Somehow I doubt that it was that simple, but for historical argument I'll agree. But what the Jews did is beside the point. If the Bible was produced by God then it's the interpretation that matters. What a bunch of murdering Jews who interpreted it one way did is no different than what a bunch of preaching, hateful Evangelicals do with it now. There is clearly room for it to be interpreted differently and it was probably the views of the times that dictated how the Jews chose to interpret it.
(Thank you for discussing this, btw... the discussion is really poking and stretching in different directions than what i normally hear.)
Here is where I am coming from: Why do we need to interpret it at all?
If it was just a code of law written to govern the ancient Israelites, it has no bearing on me. I am not part of their theocracy. And those in the US live in a democracy (well, technically a republic of sorts, I guess). Even if they are Christians, the OT law was a legal document based on moral beliefs, and legally does not apply to us.
Technically no one here is really "under that law" -- and especially not, if you don't consider yourself a Christian or a Jew.
And I do think it was that simple.
Remember when Achan took gold and items (not very many, actually) dedicated to destruction to JHVH, and they searched the ENTIRE camp, eventually using lots to divine who did it, and they found what he'd done... and even though he 'fessed up, the community immediately stoned him and all of his relatives to death right there? There was no waiting period, no defense.
If they didn't catch you in homosexual union, then you were okay, but if you got caught in the act, there was nothing to discuss. Punishment, I think, was swift and irrevocable. I can imagine they would use suspicions to observe suspects... in order to catch them in the act, and then punish them. They couldn't punish for hearsay; and the eyewitness was undeniable.
A friend and I were discussing the "soul" thing and abortion and birth control, and I've just recently become aware of how little we have really understood (as a human race) about the creation of human beings until perhaps the last century.
Genetics were not really on radar until recently, all things considered. One problem that Darwin faced with his evolution theory was the method of transmission and how new beings were created at ALL.
For a long time, people thought women were just incubators at best, and the person came from the man. And once sperm was discovered (due to the invention of the microscope), the quality of focus was still not good, it looked like there was something inside the sperm, and people would draw pictures of sperm with full-fledged adult men inside of them, waiting to be born after being dispensed into the woman.

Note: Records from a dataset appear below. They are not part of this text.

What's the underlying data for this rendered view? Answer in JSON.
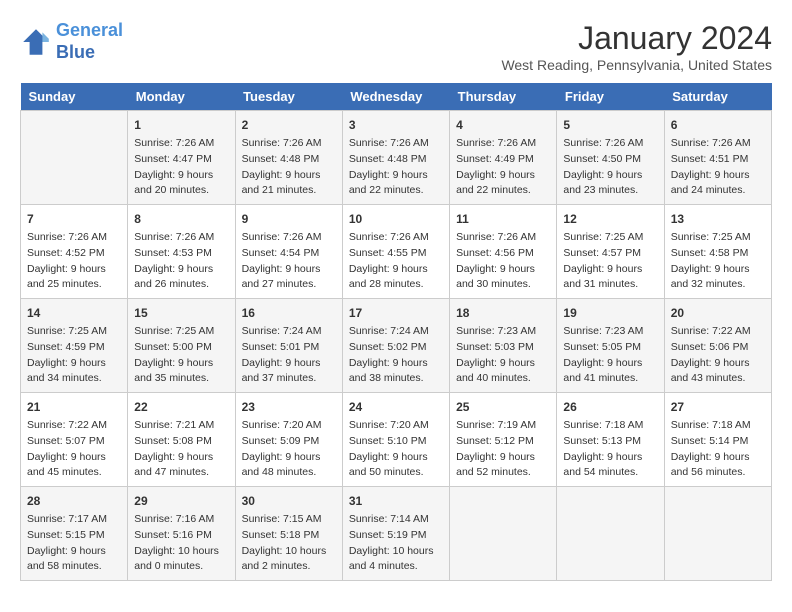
{
  "app": {
    "name": "GeneralBlue",
    "logo_letter1": "General",
    "logo_letter2": "Blue"
  },
  "title": "January 2024",
  "subtitle": "West Reading, Pennsylvania, United States",
  "days_of_week": [
    "Sunday",
    "Monday",
    "Tuesday",
    "Wednesday",
    "Thursday",
    "Friday",
    "Saturday"
  ],
  "weeks": [
    [
      {
        "day": "",
        "info": ""
      },
      {
        "day": "1",
        "info": "Sunrise: 7:26 AM\nSunset: 4:47 PM\nDaylight: 9 hours\nand 20 minutes."
      },
      {
        "day": "2",
        "info": "Sunrise: 7:26 AM\nSunset: 4:48 PM\nDaylight: 9 hours\nand 21 minutes."
      },
      {
        "day": "3",
        "info": "Sunrise: 7:26 AM\nSunset: 4:48 PM\nDaylight: 9 hours\nand 22 minutes."
      },
      {
        "day": "4",
        "info": "Sunrise: 7:26 AM\nSunset: 4:49 PM\nDaylight: 9 hours\nand 22 minutes."
      },
      {
        "day": "5",
        "info": "Sunrise: 7:26 AM\nSunset: 4:50 PM\nDaylight: 9 hours\nand 23 minutes."
      },
      {
        "day": "6",
        "info": "Sunrise: 7:26 AM\nSunset: 4:51 PM\nDaylight: 9 hours\nand 24 minutes."
      }
    ],
    [
      {
        "day": "7",
        "info": "Sunrise: 7:26 AM\nSunset: 4:52 PM\nDaylight: 9 hours\nand 25 minutes."
      },
      {
        "day": "8",
        "info": "Sunrise: 7:26 AM\nSunset: 4:53 PM\nDaylight: 9 hours\nand 26 minutes."
      },
      {
        "day": "9",
        "info": "Sunrise: 7:26 AM\nSunset: 4:54 PM\nDaylight: 9 hours\nand 27 minutes."
      },
      {
        "day": "10",
        "info": "Sunrise: 7:26 AM\nSunset: 4:55 PM\nDaylight: 9 hours\nand 28 minutes."
      },
      {
        "day": "11",
        "info": "Sunrise: 7:26 AM\nSunset: 4:56 PM\nDaylight: 9 hours\nand 30 minutes."
      },
      {
        "day": "12",
        "info": "Sunrise: 7:25 AM\nSunset: 4:57 PM\nDaylight: 9 hours\nand 31 minutes."
      },
      {
        "day": "13",
        "info": "Sunrise: 7:25 AM\nSunset: 4:58 PM\nDaylight: 9 hours\nand 32 minutes."
      }
    ],
    [
      {
        "day": "14",
        "info": "Sunrise: 7:25 AM\nSunset: 4:59 PM\nDaylight: 9 hours\nand 34 minutes."
      },
      {
        "day": "15",
        "info": "Sunrise: 7:25 AM\nSunset: 5:00 PM\nDaylight: 9 hours\nand 35 minutes."
      },
      {
        "day": "16",
        "info": "Sunrise: 7:24 AM\nSunset: 5:01 PM\nDaylight: 9 hours\nand 37 minutes."
      },
      {
        "day": "17",
        "info": "Sunrise: 7:24 AM\nSunset: 5:02 PM\nDaylight: 9 hours\nand 38 minutes."
      },
      {
        "day": "18",
        "info": "Sunrise: 7:23 AM\nSunset: 5:03 PM\nDaylight: 9 hours\nand 40 minutes."
      },
      {
        "day": "19",
        "info": "Sunrise: 7:23 AM\nSunset: 5:05 PM\nDaylight: 9 hours\nand 41 minutes."
      },
      {
        "day": "20",
        "info": "Sunrise: 7:22 AM\nSunset: 5:06 PM\nDaylight: 9 hours\nand 43 minutes."
      }
    ],
    [
      {
        "day": "21",
        "info": "Sunrise: 7:22 AM\nSunset: 5:07 PM\nDaylight: 9 hours\nand 45 minutes."
      },
      {
        "day": "22",
        "info": "Sunrise: 7:21 AM\nSunset: 5:08 PM\nDaylight: 9 hours\nand 47 minutes."
      },
      {
        "day": "23",
        "info": "Sunrise: 7:20 AM\nSunset: 5:09 PM\nDaylight: 9 hours\nand 48 minutes."
      },
      {
        "day": "24",
        "info": "Sunrise: 7:20 AM\nSunset: 5:10 PM\nDaylight: 9 hours\nand 50 minutes."
      },
      {
        "day": "25",
        "info": "Sunrise: 7:19 AM\nSunset: 5:12 PM\nDaylight: 9 hours\nand 52 minutes."
      },
      {
        "day": "26",
        "info": "Sunrise: 7:18 AM\nSunset: 5:13 PM\nDaylight: 9 hours\nand 54 minutes."
      },
      {
        "day": "27",
        "info": "Sunrise: 7:18 AM\nSunset: 5:14 PM\nDaylight: 9 hours\nand 56 minutes."
      }
    ],
    [
      {
        "day": "28",
        "info": "Sunrise: 7:17 AM\nSunset: 5:15 PM\nDaylight: 9 hours\nand 58 minutes."
      },
      {
        "day": "29",
        "info": "Sunrise: 7:16 AM\nSunset: 5:16 PM\nDaylight: 10 hours\nand 0 minutes."
      },
      {
        "day": "30",
        "info": "Sunrise: 7:15 AM\nSunset: 5:18 PM\nDaylight: 10 hours\nand 2 minutes."
      },
      {
        "day": "31",
        "info": "Sunrise: 7:14 AM\nSunset: 5:19 PM\nDaylight: 10 hours\nand 4 minutes."
      },
      {
        "day": "",
        "info": ""
      },
      {
        "day": "",
        "info": ""
      },
      {
        "day": "",
        "info": ""
      }
    ]
  ]
}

So just think, back in ancient Israel, of all the baggage attached to things. A man masturbating or spilling his seed was destroying zillions of formed human souls. And a man who is spilling his seed inside another man is doing the same. Only an act of heterosexual intercourse is honoring the life that the man is spilling.
[This needs some work because I've never stated it before, but do you see the implications of why these laws might have existed and what made them so wrong? It's fascinating to consider.]